408809: GYM103328 F Prime Gifts
Description
It's Christmas time! There are $$$p$$$ children in the Prime Town, and of course, in Prime Town, $$$p$$$ is a prime number. Santa Claus would like to give each child the same amount of presents. There are two types of gifts available: gift A and gift B. However, Santa Claus cannot buy gift A or gift B arbitrarily. Instead, the only available option is to buy a combo containing $$$x$$$ gifts A and $$$y$$$ gifts B, where $$$x, y \geq p$$$
He wants to make every child equally happy, so he decides to distribute the gifts he buys to the children such that each child gets the same number of gift A and the same number of gift B.

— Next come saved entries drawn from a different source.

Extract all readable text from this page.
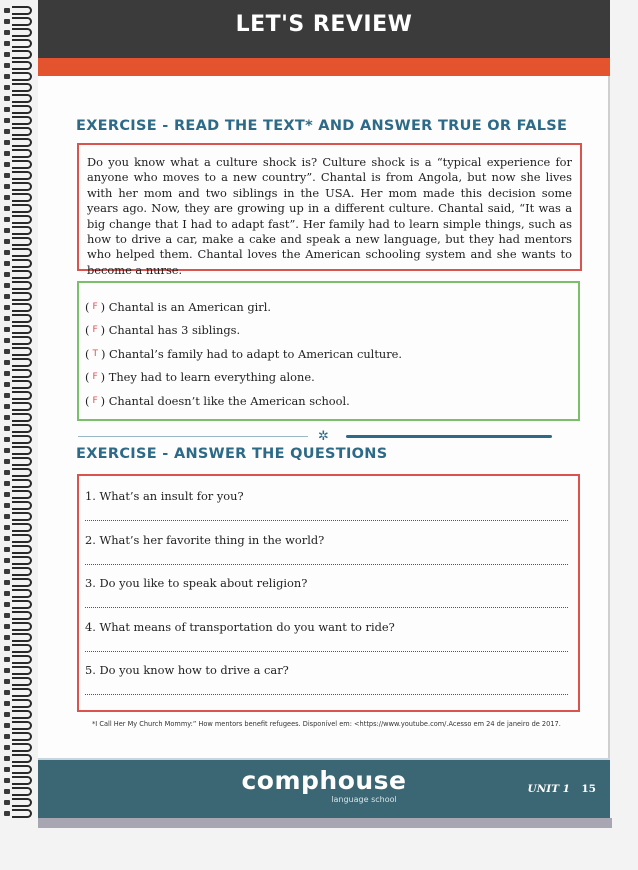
LET'S REVIEW
EXERCISE - READ THE TEXT* AND ANSWER TRUE OR FALSE

Do you know what a culture shock is? Culture shock is a “typical experience for anyone who moves to a new country”. Chantal is from Angola, but now she lives with her mom and two siblings in the USA. Her mom made this decision some years ago. Now, they are growing up in a different culture. Chantal said, “It was a big change that I had to adapt fast”. Her family had to learn simple things, such as how to drive a car, make a cake and speak a new language, but they had mentors who helped them. Chantal loves the American schooling system and she wants to become a nurse.

( F ) Chantal is an American girl.
( F ) Chantal has 3 siblings.
( T ) Chantal’s family had to adapt to American culture.
( F ) They had to learn everything alone.
( F ) Chantal doesn’t like the American school.
✲
EXERCISE - ANSWER THE QUESTIONS
1. What’s an insult for you?
2. What’s her favorite thing in the world?
3. Do you like to speak about religion?
4. What means of transportation do you want to ride?
5. Do you know how to drive a car?
*I Call Her My Church Mommy:” How mentors benefit refugees. Disponível em: <https://www.youtube.com/.Acesso em 24 de janeiro de 2017.
comphouse
language school
UNIT 1 15
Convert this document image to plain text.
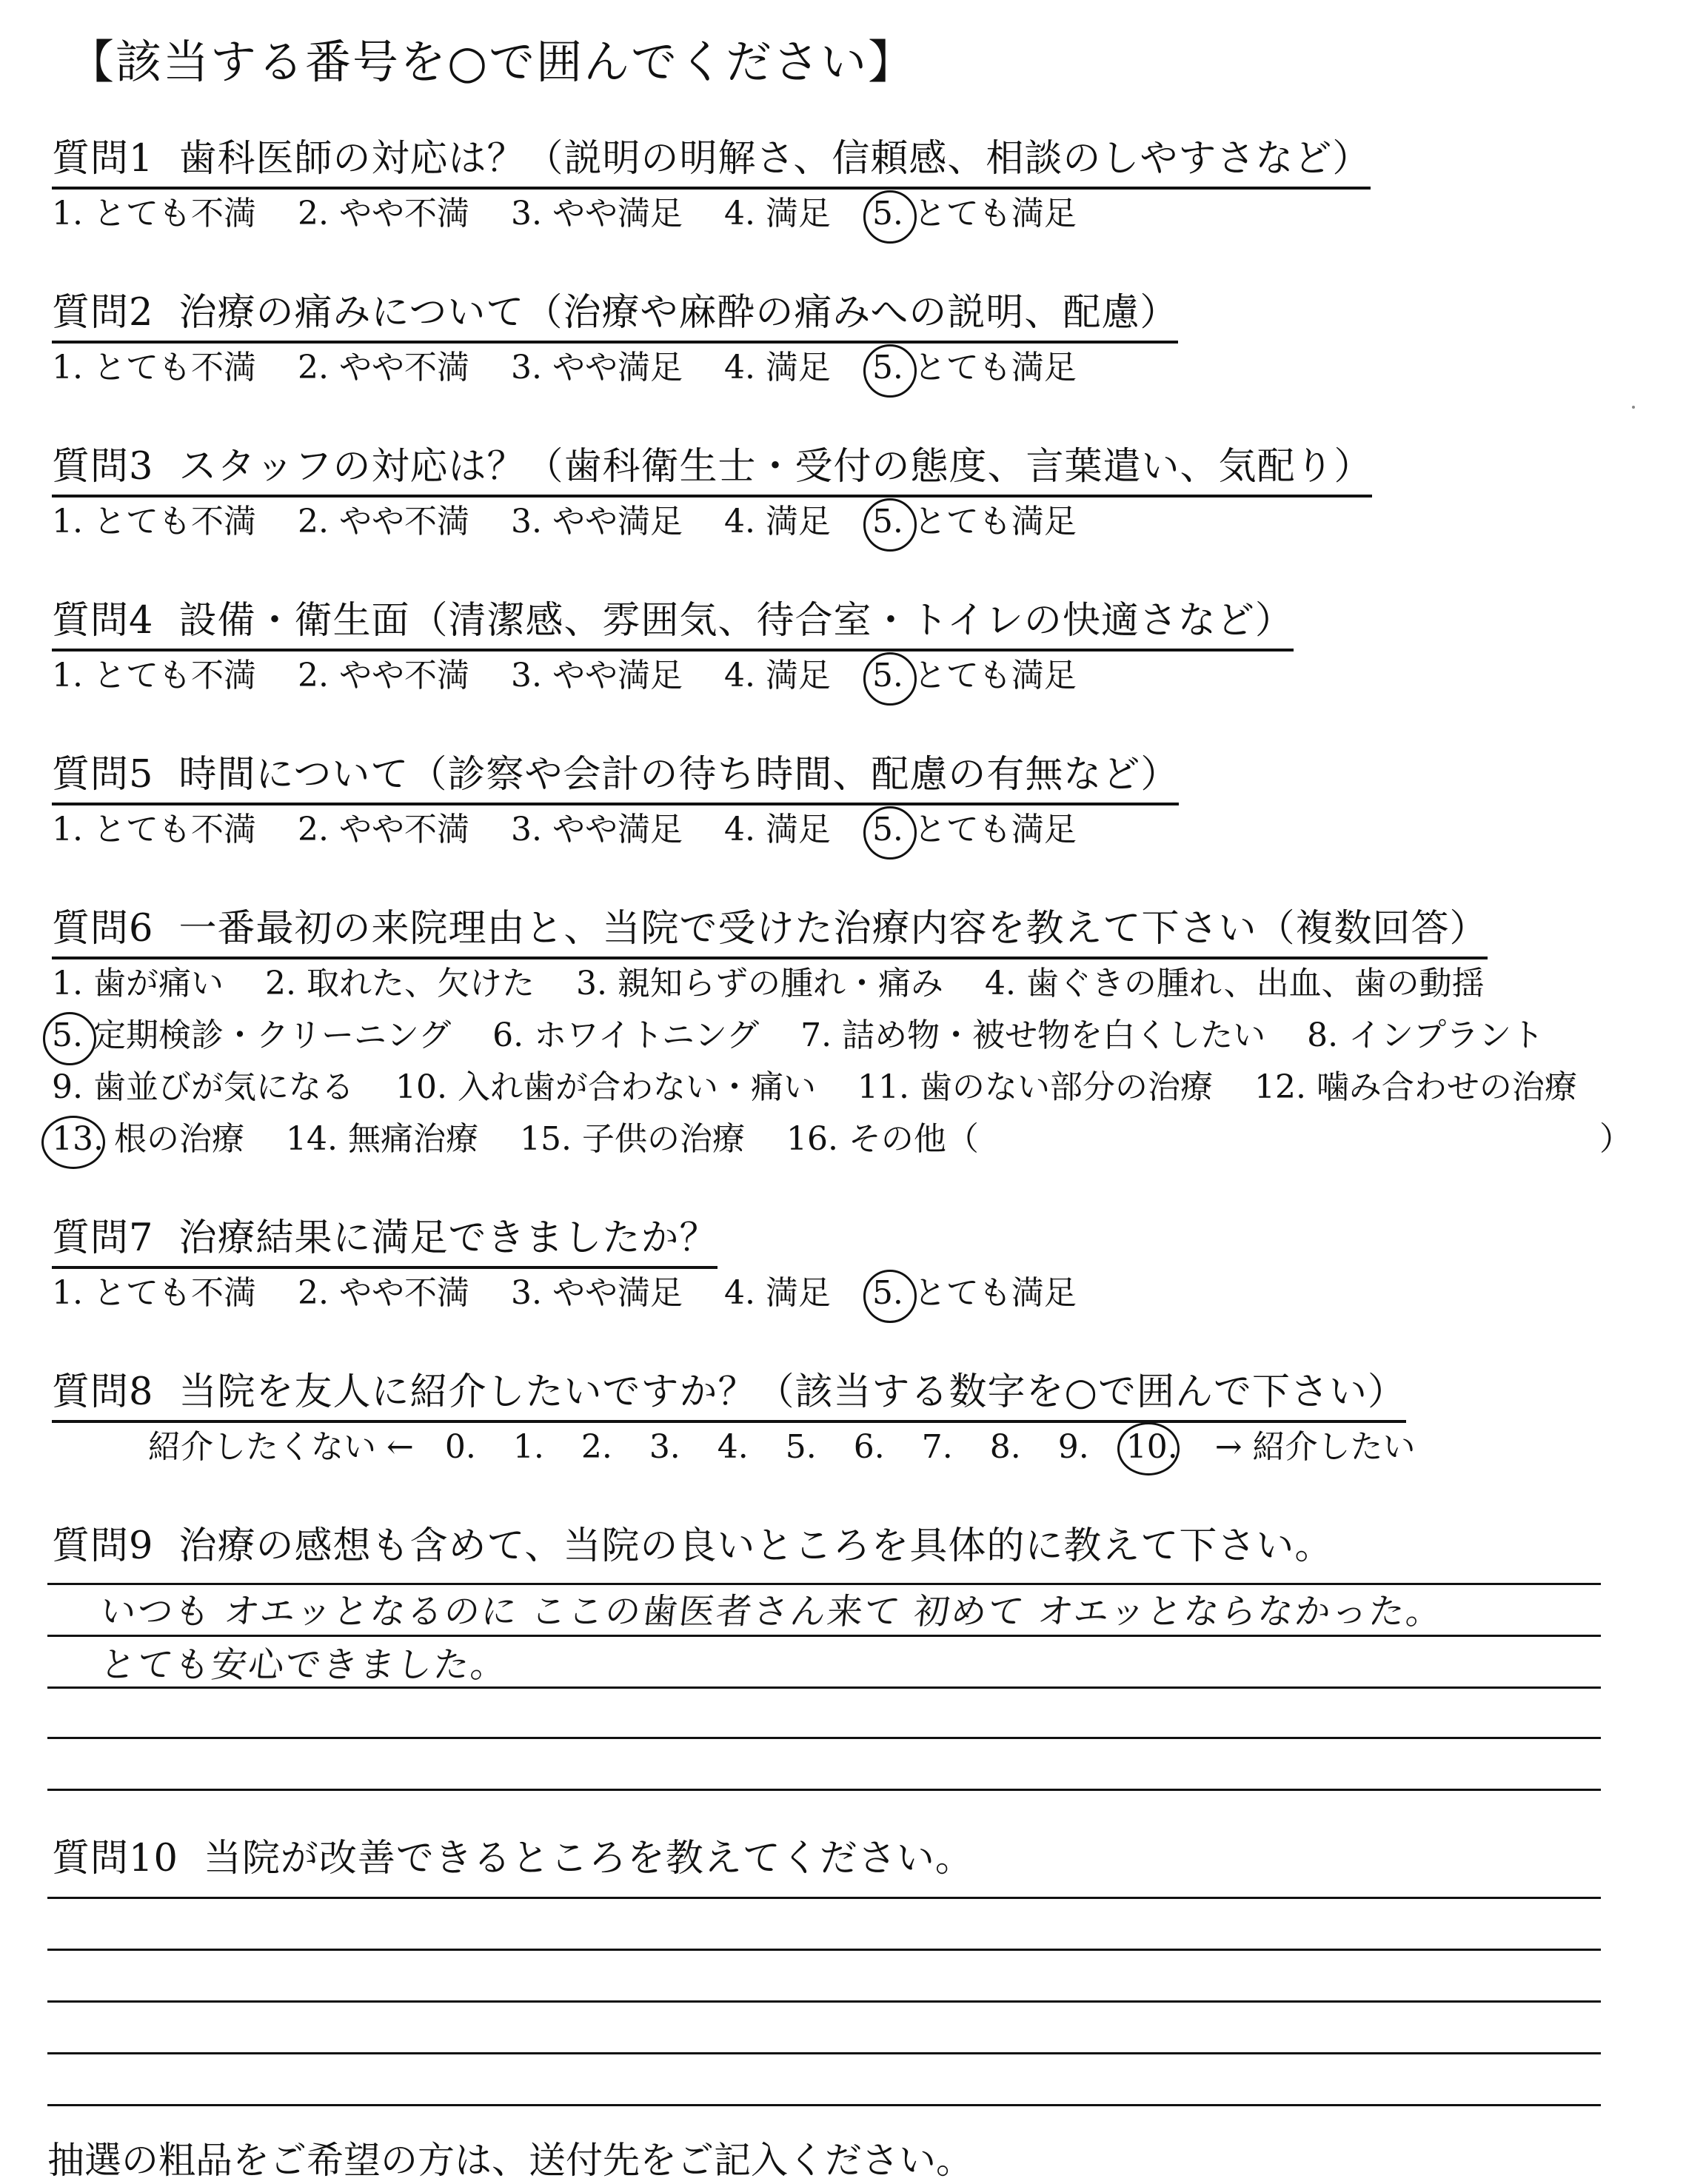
【該当する番号を○で囲んでください】
質問1 歯科医師の対応は？（説明の明解さ、信頼感、相談のしやすさなど）
1. とても不満 2. やや不満 3. やや満足 4. 満足 5. とても満足
質問2 治療の痛みについて（治療や麻酔の痛みへの説明、配慮）
1. とても不満 2. やや不満 3. やや満足 4. 満足 5. とても満足
質問3 スタッフの対応は？（歯科衛生士・受付の態度、言葉遣い、気配り）
1. とても不満 2. やや不満 3. やや満足 4. 満足 5. とても満足
質問4 設備・衛生面（清潔感、雰囲気、待合室・トイレの快適さなど）
1. とても不満 2. やや不満 3. やや満足 4. 満足 5. とても満足
質問5 時間について（診察や会計の待ち時間、配慮の有無など）
1. とても不満 2. やや不満 3. やや満足 4. 満足 5. とても満足
質問6 一番最初の来院理由と、当院で受けた治療内容を教えて下さい（複数回答）
1. 歯が痛い 2. 取れた、欠けた 3. 親知らずの腫れ・痛み 4. 歯ぐきの腫れ、出血、歯の動揺
5. 定期検診・クリーニング 6. ホワイトニング 7. 詰め物・被せ物を白くしたい 8. インプラント
9. 歯並びが気になる 10. 入れ歯が合わない・痛い 11. 歯のない部分の治療 12. 噛み合わせの治療
13. 根の治療 14. 無痛治療 15. 子供の治療 16. その他（	）
質問7 治療結果に満足できましたか？
1. とても不満 2. やや不満 3. やや満足 4. 満足 5. とても満足
質問8 当院を友人に紹介したいですか？（該当する数字を○で囲んで下さい）
紹介したくない ← 0. 1. 2. 3. 4. 5. 6. 7. 8. 9. 10. → 紹介したい
質問9 治療の感想も含めて、当院の良いところを具体的に教えて下さい。
いつも オエッとなるのに ここの歯医者さん来て 初めて オエッとならなかった。
とても安心できました。
質問10 当院が改善できるところを教えてください。
抽選の粗品をご希望の方は、送付先をご記入ください。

There are only $$$p - 1$$$ combos left in stock. Santa Claus is rich, and as a result, he cares more about the number of wasted gifts than the money he spends on buying them. Therefore, he wants to choose the optimal number of combos to buy, so that after distributing them to the children evenly, the number of remaining gifts is minimized. Of course, he can simply buy nothing, and there will be no waste. However, that would make him an unethical Santa Claus, and thus it's forbidden to do so.
He wonders, what is the minimum number of remaining gifts if he buys the optimal number of gift combos?
Of course, Santa Claus knows some basics of competitive programming, and this problem should have been an easy task for him. Still, you should mind that he is Santa Clauses in $$$T$$$ different parallel universes, having their own $$$x, y, p$$$, respectively.
He has to solve it before Christmas, and there is no time to waste. Desperately, he adds this problem into the problem set so that some contestants might incidentally solve it during the contest.
InputThe first line of the input contains a single integer $$$T$$$ — the number of test cases. Each of the next $$$T$$$ lines contains three integers $$$p$$$, $$$x$$$, and $$$y$$$ separated by spaces.
- $$$1 \leq T \leq 10^5$$$
- $$$2 \leq p \leq 10^9$$$
- $$$p \leq x, y \leq 10^{18}$$$
- It's guaranteed that $$$p$$$ is a prime number
For each of the $$$T$$$ test cases, output a line containing the answer to that test case.
ExampleInput2 3 4 7 7 16 10Output
2 4Note
For the first sample case, you can buy 1 combo and give each child 1 gift A and 2 gifts B.
For the second sample case, you can buy 5 combos and give each child 11 gifts A and 7 gifts B.